Cut Out The Judgement


Ilisha Strassler

If Hannah Friedman, junior, were to undergo cosmetic surgery, doctors would mark her face to show where to cut.

Ilisha Strassler, Staff Writer

In society, we believe beauty will make you happy, but our happiness is dependent on how symmetrical your face is. It condemns it when you make efforts to fit those harsh standards through plastic surgery – if you have a few wrinkles on your face, you’re suddenly undesirable, but if you do a procedure to get smoother skin, you’re fake.

I’m all about natural beauty and accepting the way your body naturally is, but I also believe if someone gets plastic surgery, we shouldn’t judge them. Personally, I believe surgery should be for benefitting your health, but it doesn’t mean my opinion is for everyone. I think there are so many risks with plastic surgery and I believe a person should be educated before you should commit to something so permanent that can go wrong. Kanye West’s mother died in 2007 from post-surgical complications.

Society tells us to be beautiful, that our imperfections make us perfect, but at the same time, society is showing us photoshopped models who appear perfect. We are shown beautiful people in nice cars, having nice lives, we’re taught that beauty is tied into a rich, full life. Your appearances shouldn’t dictate your happiness, but we’re taught all our lives that it does.

People who do get plastic surgery are ostracized – a woman is often told that men don’t like plastic surgery, but at the same they are getting their flaws pointed at. Celebrities like Renee Zellweger who get plastic surgery suddenly go from being well respected to the butt of the joke.
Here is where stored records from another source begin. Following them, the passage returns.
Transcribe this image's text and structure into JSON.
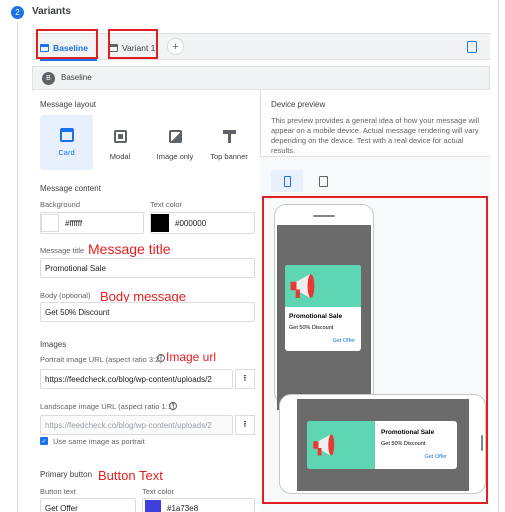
{
  "section": {
    "step": "2",
    "title": "Variants"
  },
  "tabs": {
    "baseline": "Baseline",
    "variant1": "Variant 1",
    "add": "+"
  },
  "baseline_header": {
    "badge": "B",
    "label": "Baseline"
  },
  "layout": {
    "heading": "Message layout",
    "options": [
      "Card",
      "Modal",
      "Image only",
      "Top banner"
    ],
    "selected": "Card"
  },
  "content": {
    "heading": "Message content",
    "background_label": "Background",
    "background_value": "#ffffff",
    "textcolor_label": "Text color",
    "textcolor_value": "#000000"
  },
  "title": {
    "label": "Message title",
    "value": "Promotional Sale"
  },
  "body": {
    "label": "Body (optional)",
    "value": "Get 50% Discount"
  },
  "images": {
    "heading": "Images",
    "portrait_label": "Portrait image URL (aspect ratio 3:2)",
    "portrait_value": "https://feedcheck.co/blog/wp-content/uploads/2",
    "landscape_label": "Landscape image URL (aspect ratio 1:1)",
    "landscape_value": "https://feedcheck.co/blog/wp-content/uploads/2",
    "checkbox": "Use same image as portrait"
  },
  "button": {
    "heading": "Primary button",
    "text_label": "Button text",
    "text_value": "Get Offer",
    "color_label": "Text color",
    "color_value": "#1a73e8"
  },
  "annotations": {
    "title": "Message title",
    "body": "Body message",
    "image": "Image url",
    "button": "Button Text"
  },
  "preview": {
    "heading": "Device preview",
    "description": "This preview provides a general idea of how your message will appear on a mobile device. Actual message rendering will vary depending on the device. Test with a real device for actual results.",
    "card_title": "Promotional Sale",
    "card_body": "Get 50% Discount",
    "card_button": "Get Offer"
  },
  "colors": {
    "accent": "#1a73e8",
    "annotation": "#e02020",
    "image_bg": "#5ed6b2"
  }
}
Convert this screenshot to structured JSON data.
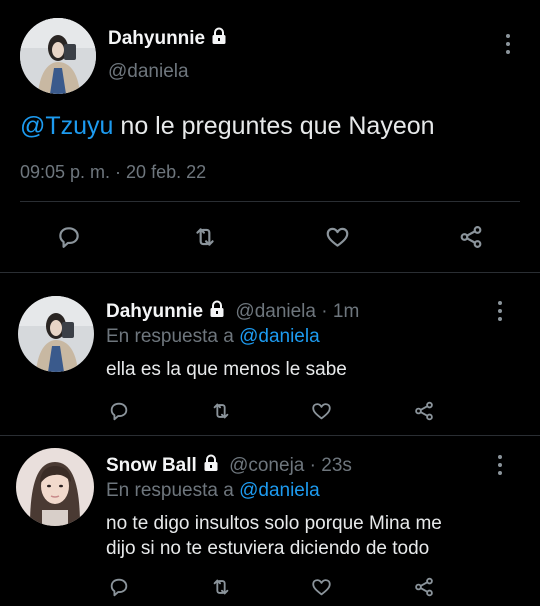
{
  "main_tweet": {
    "display_name": "Dahyunnie",
    "handle": "@daniela",
    "mention": "@Tzuyu",
    "text": " no le preguntes que Nayeon",
    "timestamp": "09:05 p. m. · 20 feb. 22",
    "avatar_icon": "user-avatar-photo",
    "lock_icon": "lock-icon"
  },
  "replies": [
    {
      "display_name": "Dahyunnie",
      "handle": "@daniela",
      "time": "· 1m",
      "reply_prefix": "En respuesta a",
      "reply_to": "@daniela",
      "text_lines": [
        "ella es la que menos le sabe"
      ]
    },
    {
      "display_name": "Snow Ball",
      "handle": "@coneja",
      "time": "· 23s",
      "reply_prefix": "En respuesta a",
      "reply_to": "@daniela",
      "text_lines": [
        "no te digo insultos solo porque Mina me",
        "dijo si no te estuviera diciendo de todo"
      ]
    }
  ],
  "colors": {
    "background": "#000000",
    "link": "#1d9bf0",
    "muted": "#6e767d",
    "icon": "#8b949b",
    "divider": "#2a2e33"
  },
  "action_icons": [
    "reply-icon",
    "retweet-icon",
    "like-icon",
    "share-icon"
  ]
}
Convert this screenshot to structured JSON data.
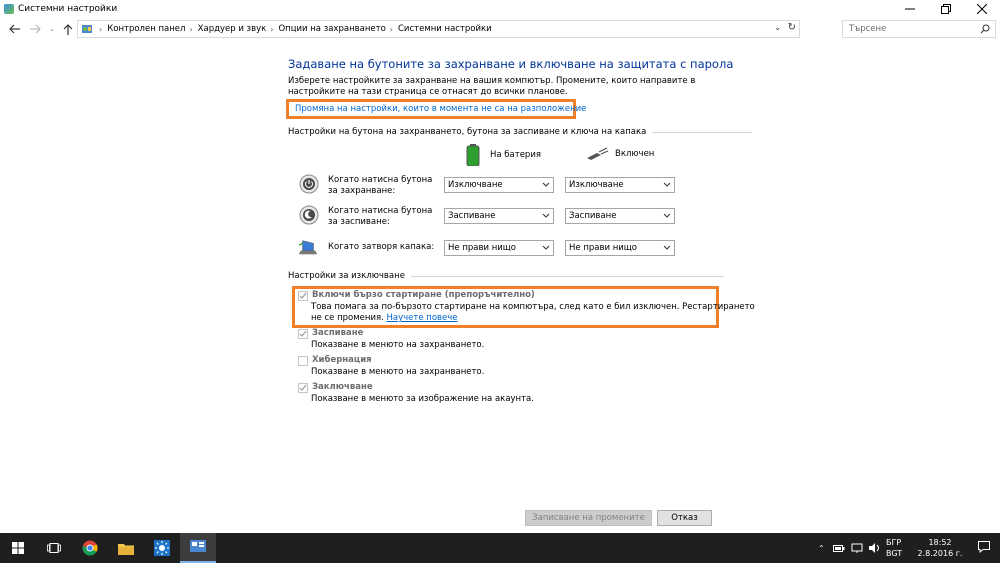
{
  "window": {
    "title": "Системни настройки"
  },
  "address": {
    "crumbs": [
      "Контролен панел",
      "Хардуер и звук",
      "Опции на захранването",
      "Системни настройки"
    ],
    "search_placeholder": "Търсене"
  },
  "page": {
    "heading": "Задаване на бутоните за захранване и включване на защитата с парола",
    "intro": "Изберете настройките за захранване на вашия компютър. Промените, които направите в настройките на тази страница се отнасят до всички планове.",
    "change_link": "Промяна на настройки, които в момента не са на разположение"
  },
  "power_buttons": {
    "section_title": "Настройки на бутона на захранването, бутона за заспиване и ключа на капака",
    "col_battery": "На батерия",
    "col_plugged": "Включен",
    "rows": [
      {
        "label": "Когато натисна бутона за захранване:",
        "battery": "Изключване",
        "plugged": "Изключване"
      },
      {
        "label": "Когато натисна бутона за заспиване:",
        "battery": "Заспиване",
        "plugged": "Заспиване"
      },
      {
        "label": "Когато затворя капака:",
        "battery": "Не прави нищо",
        "plugged": "Не прави нищо"
      }
    ]
  },
  "shutdown": {
    "section_title": "Настройки за изключване",
    "items": [
      {
        "label": "Включи бързо стартиране (препоръчително)",
        "checked": true,
        "desc1": "Това помага за по-бързото стартиране на компютъра, след като е бил изключен. Рестартирането",
        "desc2": "не се промения.",
        "link": "Научете повече"
      },
      {
        "label": "Заспиване",
        "checked": true,
        "desc1": "Показване в менюто на захранването."
      },
      {
        "label": "Хибернация",
        "checked": false,
        "desc1": "Показване в менюто на захранването."
      },
      {
        "label": "Заключване",
        "checked": true,
        "desc1": "Показване в менюто за изображение на акаунта."
      }
    ]
  },
  "buttons": {
    "save": "Записване на промените",
    "cancel": "Отказ"
  },
  "taskbar": {
    "lang_top": "БГР",
    "lang_bottom": "BGT",
    "time": "18:52",
    "date": "2.8.2016 г."
  }
}
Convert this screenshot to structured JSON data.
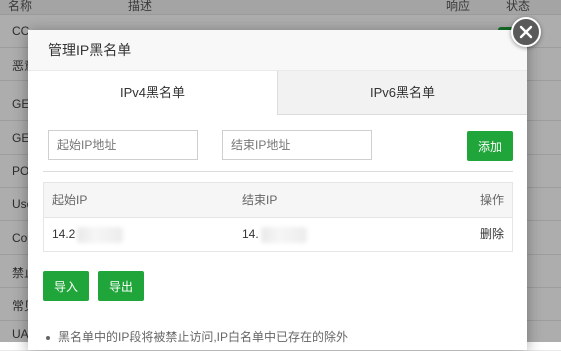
{
  "background": {
    "headers": [
      "名称",
      "描述",
      "响应",
      "状态"
    ],
    "rows": [
      "CC",
      "恶意",
      "GE",
      "GE",
      "PO",
      "Use",
      "Co",
      "禁止",
      "常见",
      "UA"
    ]
  },
  "modal": {
    "title": "管理IP黑名单",
    "tabs": [
      {
        "label": "IPv4黑名单",
        "active": true
      },
      {
        "label": "IPv6黑名单",
        "active": false
      }
    ],
    "start_ip_placeholder": "起始IP地址",
    "end_ip_placeholder": "结束IP地址",
    "add_label": "添加",
    "table": {
      "headers": {
        "start_ip": "起始IP",
        "end_ip": "结束IP",
        "action": "操作"
      },
      "rows": [
        {
          "start_ip": "14.2",
          "end_ip": "14.",
          "action": "删除"
        }
      ]
    },
    "import_label": "导入",
    "export_label": "导出",
    "note": "黑名单中的IP段将被禁止访问,IP白名单中已存在的除外"
  },
  "colors": {
    "accent": "#20a53a",
    "overlay": "rgba(0,0,0,0.32)"
  },
  "icons": {
    "close": "close-icon"
  }
}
A person’s worth shouldn’t be based off whether they’re a natural beauty or not, it should be based off of how they are as a personality. Renee Zellweger has supported numerous charities, but we don’t hear that in the news. All we hear is about her plastic surgery and reasons we think she got work done, because we all know that personal decisions are more important than doing work that actually helps people.

“It’s their choice, they should be able to do what they want,” said Davidson Domond, a junior.”But if you do it over and over again, maybe there’s something wrong with you [and not your appearance].”

No matter what we do, we’re going to get judged, so do whatever makes you happy.